Usando il separatismo come uno strumento di aggregazione e senza entrare
nelle istituzioni, il movimento delle donne dal 1975 al 1977 condusse
"negoziati autorevoli" con la politica istituzionale e con il mondo dei
media.
Fu il punto più alto del movimento fatto di tanti piccoli collettivi,
diffuso capillarmente sul territorio, ma anche l'inizio delle divisioni.
Il 1977 è cruciale proprio per questo motivo. Alla manifestazione notturna
contro la violenza "Riprendiamoci la notte" nel novembre del 1976, a Roma,
erano comparse le donne dei gruppi dell'autonomia operaia, "casseuses"
ante litteram, a spaccare le vetrine di via Sistina.
Nel dicembre dello stesso anno, a Paestum, al terzo e ultimo convegno
femminista, si erano sentiti i primi scricchiolii nei conflitti tra Roma,
coinvolta nella politica, e Milano, con la sua rigorosa pratica
dell'inconscio.
Tuttavia fu
proprio nel corso del '77 che le differenze (a cui nel frattempo
era stata intitolata una rivista romana, gestita autonomamente e
solidarmente da diversi gruppi) esplosero.
Quando in maggio, a Roma, fu decisa l'adesione dei collettivi femministi
all'occupazione del Governo Vecchio, già avviata dall'Mld, vi aderirono
più di 70 gruppi.
Le numerose manifestazioni realizzate tra il '75 e il '76, oltre a
scuotere i Palazzi della politica istituzionale, avevano dunque coinvolto
un gran numero di donne.
C'era indubbiamente una "potenza" attrattiva in quelle manifestazioni
separatiste che si montavano in pochissimi giorni, anzi in poche ore, come
quella che facemmo all'Alberane nell'aprile del '77 quando Claudia Caputi,
già vittima di stupro da parte di un branco, fu di nuovo violentata.
Era una trappola
oscura che non capimmo e che in seguito produsse divisioni. Noi invece
lavoravamo per unire.
Stavamo ricucendo un nuovo legame anche con i collettivi del Salario al
lavoro domestico che in giugno avevano organizzato a Roma un Congresso
internazionale su "lavoro, sessualità, prostituzione".
Le manifestazioni erano preparate collegialmente, al punto che la vecchia
distinzione tra il gruppo marxista di via Pomponazzi e quello radicale di
via Pompeo Magno aveva perso senso e anche le sedi si erano avvicinate.
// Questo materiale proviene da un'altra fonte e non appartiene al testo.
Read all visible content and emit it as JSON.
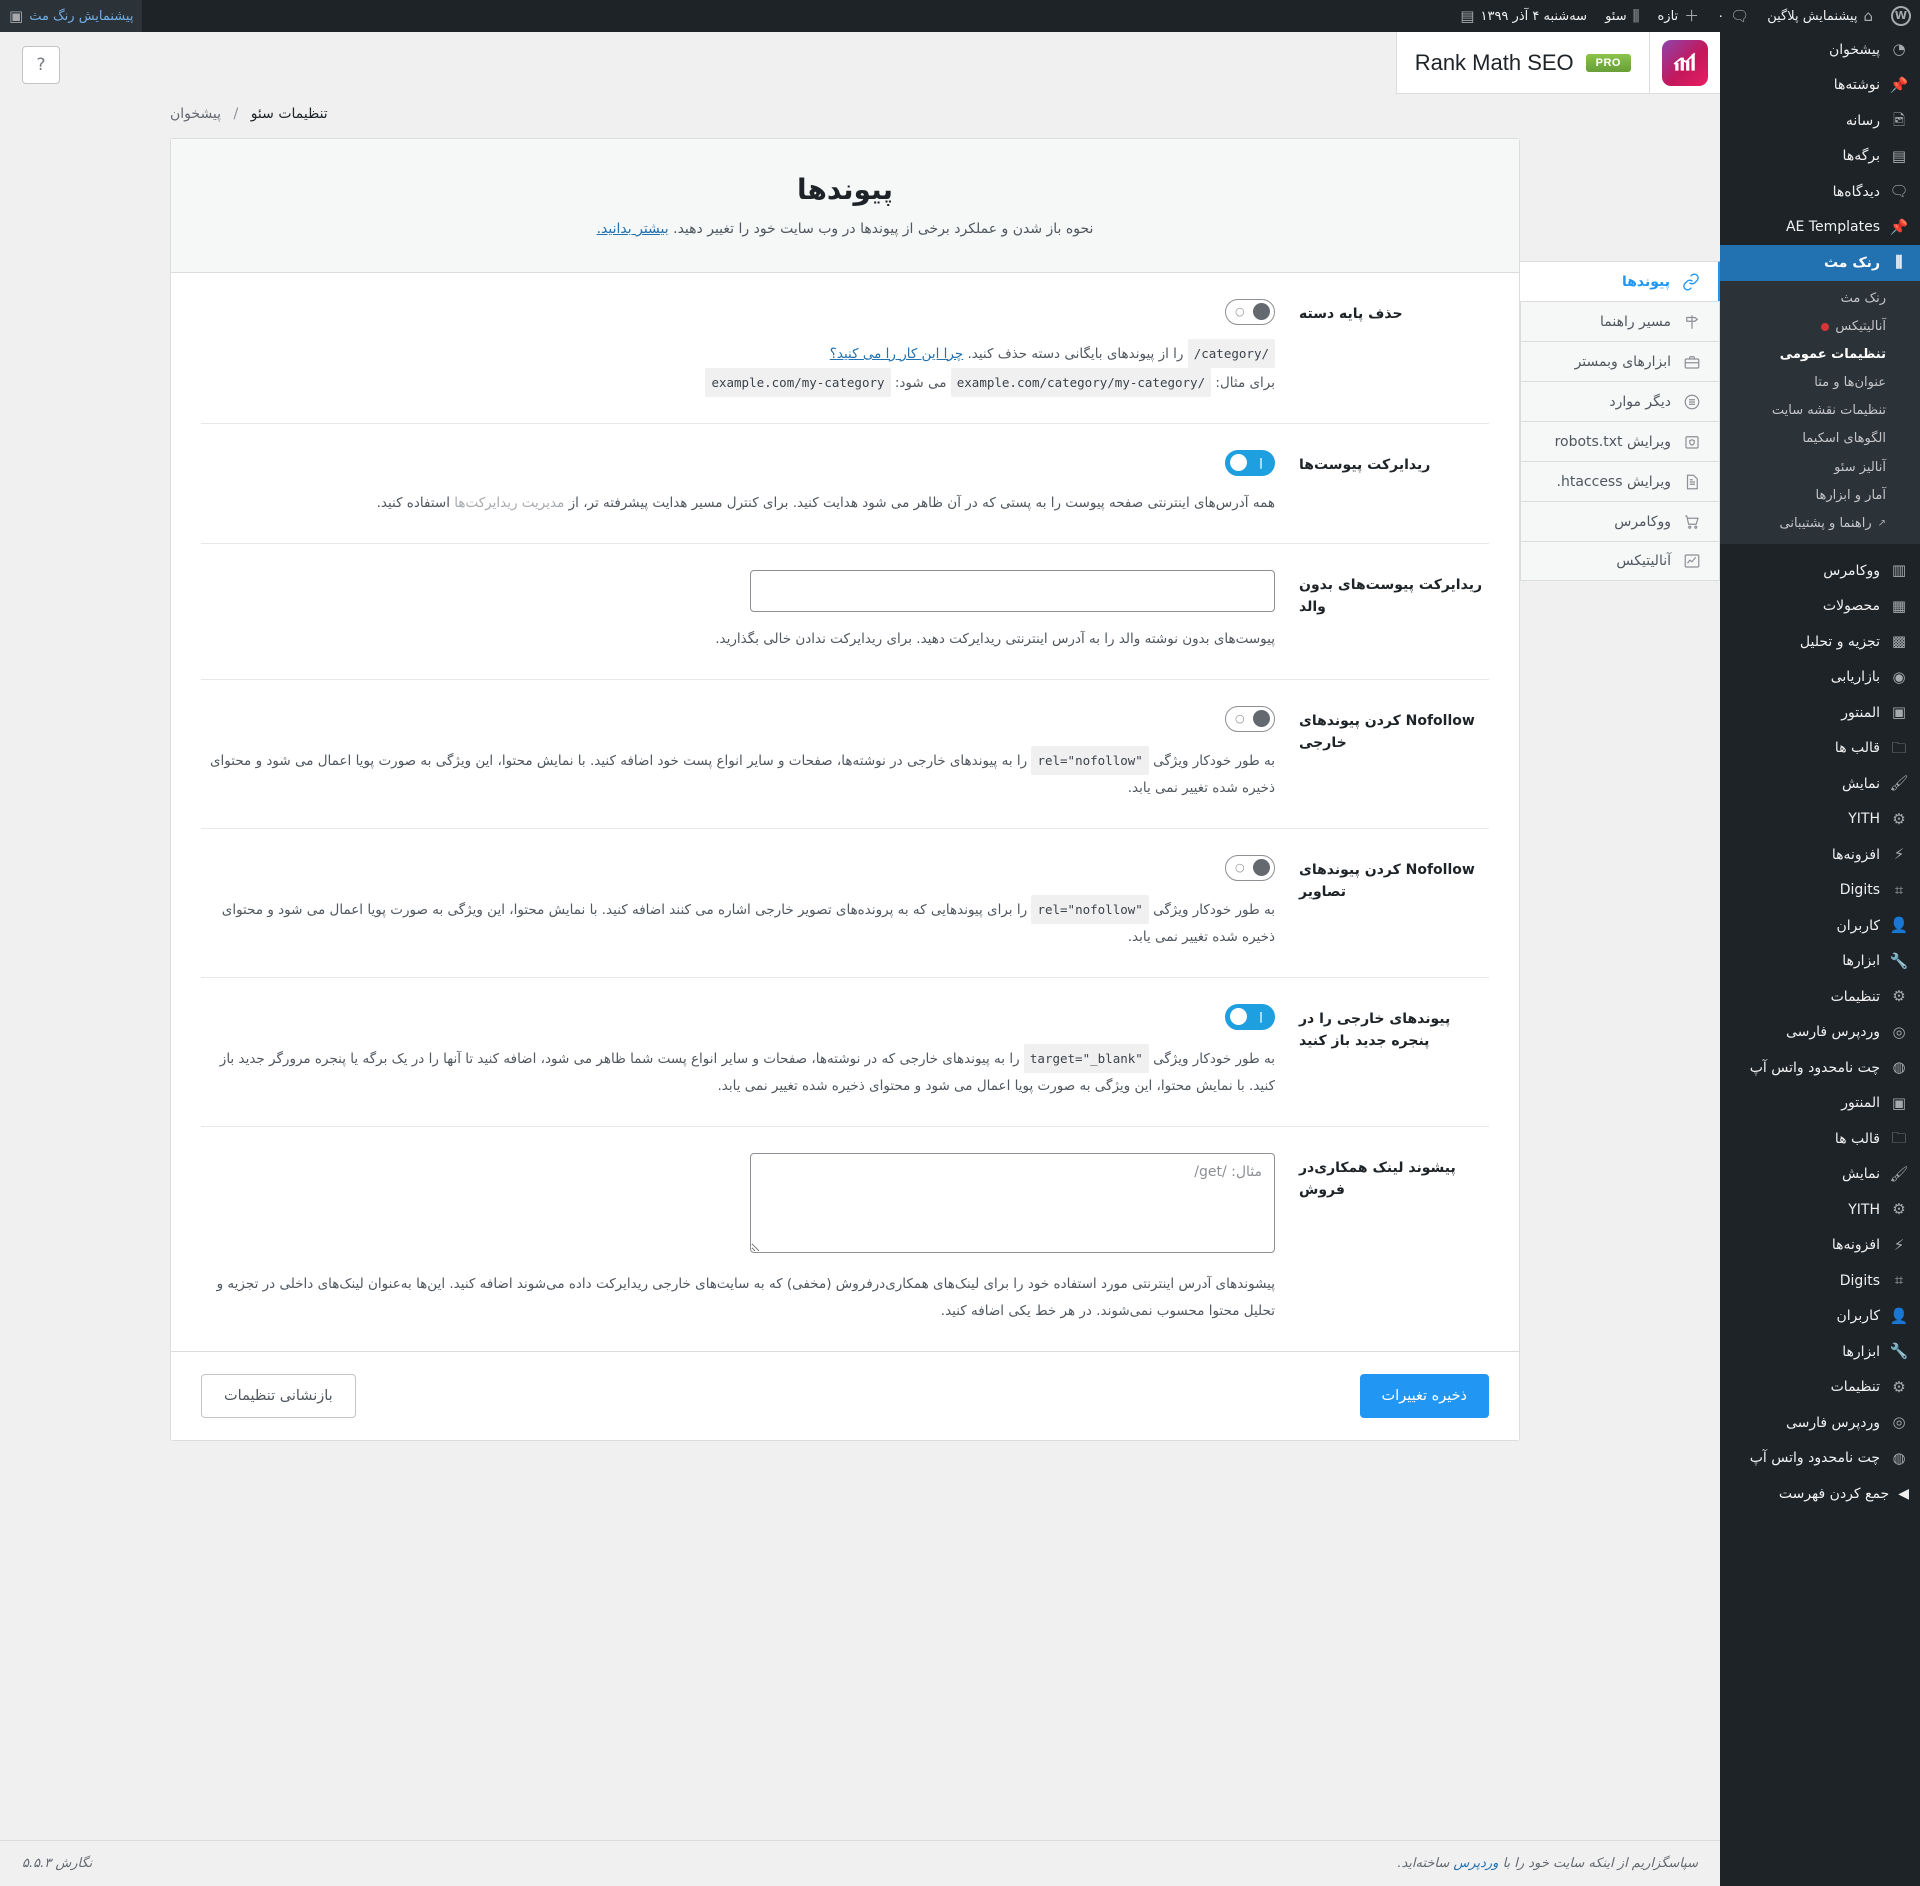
{
  "adminbar": {
    "site_name": "پیشنمایش پلاگین",
    "comments_count": "۰",
    "new_label": "تازه",
    "rankmath_label": "سئو",
    "date_label": "سه‌شنبه ۴ آذر ۱۳۹۹",
    "howdy": "پیشنمایش رنگ مث"
  },
  "sidebar": {
    "items": [
      {
        "label": "پیشخوان",
        "icon": "dashboard-icon"
      },
      {
        "label": "نوشته‌ها",
        "icon": "pin-icon"
      },
      {
        "label": "رسانه",
        "icon": "media-icon"
      },
      {
        "label": "برگه‌ها",
        "icon": "pages-icon"
      },
      {
        "label": "دیدگاه‌ها",
        "icon": "comments-icon"
      },
      {
        "label": "AE Templates",
        "icon": "pin-icon"
      }
    ],
    "rankmath": {
      "label": "رنک مث",
      "icon": "rankmath-icon"
    },
    "rankmath_submenu": [
      {
        "label": "رنک مث",
        "current": false,
        "dot": false
      },
      {
        "label": "آنالیتیکس",
        "current": false,
        "dot": true
      },
      {
        "label": "تنظیمات عمومی",
        "current": true,
        "dot": false
      },
      {
        "label": "عنوان‌ها و متا",
        "current": false,
        "dot": false
      },
      {
        "label": "تنظیمات نقشه سایت",
        "current": false,
        "dot": false
      },
      {
        "label": "الگوهای اسکیما",
        "current": false,
        "dot": false
      },
      {
        "label": "آنالیز سئو",
        "current": false,
        "dot": false
      },
      {
        "label": "آمار و ابزارها",
        "current": false,
        "dot": false
      },
      {
        "label": "راهنما و پشتیبانی",
        "current": false,
        "dot": false,
        "external": true
      }
    ],
    "items_after": [
      {
        "label": "ووکامرس",
        "icon": "woo-icon"
      },
      {
        "label": "محصولات",
        "icon": "box-icon"
      },
      {
        "label": "تجزیه و تحلیل",
        "icon": "chart-icon"
      },
      {
        "label": "بازاریابی",
        "icon": "megaphone-icon"
      },
      {
        "label": "المنتور",
        "icon": "elementor-icon"
      },
      {
        "label": "قالب ها",
        "icon": "folder-icon"
      },
      {
        "label": "نمایش",
        "icon": "appearance-icon"
      },
      {
        "label": "YITH",
        "icon": "yith-icon"
      },
      {
        "label": "افزونه‌ها",
        "icon": "plugins-icon"
      },
      {
        "label": "Digits",
        "icon": "digits-icon"
      },
      {
        "label": "کاربران",
        "icon": "users-icon"
      },
      {
        "label": "ابزارها",
        "icon": "tools-icon"
      },
      {
        "label": "تنظیمات",
        "icon": "settings-icon"
      },
      {
        "label": "وردپرس فارسی",
        "icon": "wpfa-icon"
      },
      {
        "label": "چت نامحدود واتس آپ",
        "icon": "whatsapp-icon"
      },
      {
        "label": "المنتور",
        "icon": "elementor-icon"
      },
      {
        "label": "قالب ها",
        "icon": "folder-icon"
      },
      {
        "label": "نمایش",
        "icon": "appearance-icon"
      },
      {
        "label": "YITH",
        "icon": "yith-icon"
      },
      {
        "label": "افزونه‌ها",
        "icon": "plugins-icon"
      },
      {
        "label": "Digits",
        "icon": "digits-icon"
      },
      {
        "label": "کاربران",
        "icon": "users-icon"
      },
      {
        "label": "ابزارها",
        "icon": "tools-icon"
      },
      {
        "label": "تنظیمات",
        "icon": "settings-icon"
      },
      {
        "label": "وردپرس فارسی",
        "icon": "wpfa-icon"
      },
      {
        "label": "چت نامحدود واتس آپ",
        "icon": "whatsapp-icon"
      }
    ],
    "collapse": "جمع کردن فهرست"
  },
  "header": {
    "plugin_title": "Rank Math SEO",
    "pro_badge": "PRO",
    "help_icon": "question-mark-icon"
  },
  "breadcrumb": {
    "root": "پیشخوان",
    "separator": "/",
    "current": "تنظیمات سئو"
  },
  "tabs": [
    {
      "label": "پیوندها",
      "icon": "link-icon",
      "active": true
    },
    {
      "label": "مسیر راهنما",
      "icon": "signpost-icon",
      "active": false
    },
    {
      "label": "ابزارهای وبمستر",
      "icon": "toolbox-icon",
      "active": false
    },
    {
      "label": "دیگر موارد",
      "icon": "list-icon",
      "active": false
    },
    {
      "label": "ویرایش robots.txt",
      "icon": "shield-folder-icon",
      "active": false
    },
    {
      "label": "ویرایش htaccess.",
      "icon": "document-icon",
      "active": false
    },
    {
      "label": "ووکامرس",
      "icon": "cart-icon",
      "active": false
    },
    {
      "label": "آنالیتیکس",
      "icon": "analytics-icon",
      "active": false
    }
  ],
  "panel": {
    "title": "پیوندها",
    "subtitle": "نحوه باز شدن و عملکرد برخی از پیوندها در وب سایت خود را تغییر دهید.",
    "subtitle_link": "بیشتر بدانید."
  },
  "fields": [
    {
      "id": "remove-category-base",
      "label": "حذف پایه دسته",
      "type": "toggle",
      "value": "off",
      "desc_pre": "",
      "desc_code1": "/category/",
      "desc_mid": "را از پیوندهای بایگانی دسته حذف کنید.",
      "desc_link": "چرا این کار را می کنید؟",
      "example_label": "برای مثال:",
      "example_from": "example.com/category/my-category/",
      "example_mid": "می شود:",
      "example_to": "example.com/my-category"
    },
    {
      "id": "redirect-attachments",
      "label": "ریدایرکت پیوست‌ها",
      "type": "toggle",
      "value": "on",
      "desc": "همه آدرس‌های اینترنتی صفحه پیوست را به پستی که در آن ظاهر می شود هدایت کنید. برای کنترل مسیر هدایت پیشرفته تر، از",
      "desc_link": "مدیریت ریدایرکت‌ها",
      "desc_after": "استفاده کنید."
    },
    {
      "id": "redirect-orphan-attachments",
      "label": "ریدایرکت پیوست‌های بدون والد",
      "type": "text",
      "value": "",
      "placeholder": "",
      "desc": "پیوست‌های بدون نوشته والد را به آدرس اینترنتی ریدایرکت دهید. برای ریدایرکت ندادن خالی بگذارید."
    },
    {
      "id": "nofollow-external-links",
      "label": "Nofollow کردن پیوندهای خارجی",
      "type": "toggle",
      "value": "off",
      "desc_pre": "به طور خودکار ویژگی",
      "desc_code": "rel=\"nofollow\"",
      "desc_post": "را به پیوندهای خارجی در نوشته‌ها، صفحات و سایر انواع پست خود اضافه کنید. با نمایش محتوا، این ویژگی به صورت پویا اعمال می شود و محتوای ذخیره شده تغییر نمی یابد."
    },
    {
      "id": "nofollow-image-links",
      "label": "Nofollow کردن پیوندهای تصاویر",
      "type": "toggle",
      "value": "off",
      "desc_pre": "به طور خودکار ویژگی",
      "desc_code": "rel=\"nofollow\"",
      "desc_post": "را برای پیوندهایی که به پرونده‌های تصویر خارجی اشاره می کنند اضافه کنید. با نمایش محتوا، این ویژگی به صورت پویا اعمال می شود و محتوای ذخیره شده تغییر نمی یابد."
    },
    {
      "id": "open-external-links-new-tab",
      "label": "پیوندهای خارجی را در پنجره جدید باز کنید",
      "type": "toggle",
      "value": "on",
      "desc_pre": "به طور خودکار ویژگی",
      "desc_code": "target=\"_blank\"",
      "desc_post": "را به پیوندهای خارجی که در نوشته‌ها، صفحات و سایر انواع پست شما ظاهر می شود، اضافه کنید تا آنها را در یک برگه یا پنجره مرورگر جدید باز کنید. با نمایش محتوا، این ویژگی به صورت پویا اعمال می شود و محتوای ذخیره شده تغییر نمی یابد."
    },
    {
      "id": "affiliate-link-prefix",
      "label": "پیشوند لینک همکاری‌در فروش",
      "type": "textarea",
      "value": "",
      "placeholder": "مثال: /get/",
      "desc": "پیشوندهای آدرس اینترنتی مورد استفاده خود را برای لینک‌های همکاری‌درفروش (مخفی) که به سایت‌های خارجی ریدایرکت داده می‌شوند اضافه کنید. این‌ها به‌عنوان لینک‌های داخلی در تجزیه و تحلیل محتوا محسوب نمی‌شوند. در هر خط یکی اضافه کنید."
    }
  ],
  "footer_actions": {
    "save": "ذخیره تغییرات",
    "reset": "بازنشانی تنظیمات"
  },
  "page_footer": {
    "thanks_pre": "سپاسگزاریم از اینکه سایت خود را با",
    "thanks_link": "وردپرس",
    "thanks_post": "ساخته‌اید.",
    "version": "نگارش ۵.۵.۳"
  },
  "colors": {
    "accent": "#2196f3",
    "admin_bg": "#1d2327",
    "current_menu": "#2271b1",
    "toggle_on": "#1e9fe0",
    "pro_green": "#8bc34a"
  }
}
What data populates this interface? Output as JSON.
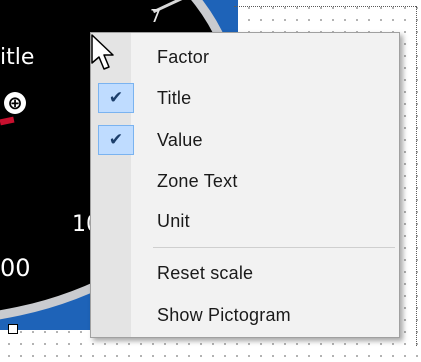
{
  "gauge": {
    "title": "itle",
    "tick_top": "7",
    "tick_mid": "10",
    "tick_low": "00",
    "pictogram_icon": "crosshair-icon",
    "colors": {
      "frame": "#1e63b8",
      "face": "#000000",
      "ring": "#c9cbcf",
      "needle": "#c8102e"
    }
  },
  "context_menu": {
    "items": [
      {
        "label": "Factor",
        "checked": false
      },
      {
        "label": "Title",
        "checked": true
      },
      {
        "label": "Value",
        "checked": true
      },
      {
        "label": "Zone Text",
        "checked": false
      },
      {
        "label": "Unit",
        "checked": false
      },
      {
        "label": "Reset scale",
        "checked": false
      },
      {
        "label": "Show Pictogram",
        "checked": false
      }
    ],
    "check_glyph": "✔",
    "colors": {
      "background": "#f2f2f2",
      "check_highlight": "#bfdcff"
    }
  },
  "cursor_icon": "arrow-pointer-icon"
}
Nel 1977 molte di quelle di Pomponazzi avevano una sede a via Germanico, a
non più di 300 metri da via Pompeo Magno. Si lavorava spalla a spalla,
insieme per molta parte della settimana, ma stavamo bruciando i tempi di
riflessione. Alcuni collettivi si spaccavano sulla questione del lesbismo.
Verso la fine del 1977 il n. 4 di “Differenze”, redatto dal Pompeo Magno e
dedicato alla sessualità, aveva una intera sezione sul lesbismo.
Ma intorno
cresceva troppa violenza e le assemblee al Governo Vecchio diventavano
difficili.
A febbraio Lama era stato cacciato dall'università di Roma, a marzo a
Bologna durante gli scontri tra Comunione e liberazione e gli studenti la
polizia aveva ucciso Francesco Lorusso, a maggio era stata assassinata
“per errore” Giorgiana Masi.
Il centro di Roma era quasi sempre assediato dalla polizia e il terrorismo
diffuso lambiva frange di donne.
Si crearono nuove alleanze tra quelle che volevano un movimento femminista
autonomo e separatista. Eravamo forti e continuammo così fino alla
normalizzazione che seguì la morte di Moro e alla proposta di legge di
iniziativa popolare contro la violenza sessuale.
Poi quel movimento politico si perse in una miriade di associazioni.
Ancora oggi mi
chiedo se sia stata l'incapacità di gestire la nostra potenza o gli eventi
esterni a farci perdere l'occasione di cambiare per sempre la storia, però
è certo che allora vincemmo una vita nuova.
Questo scritto è stato
pubblicato in “70 gli anni in cui il futuro incominciò” n.8/1977.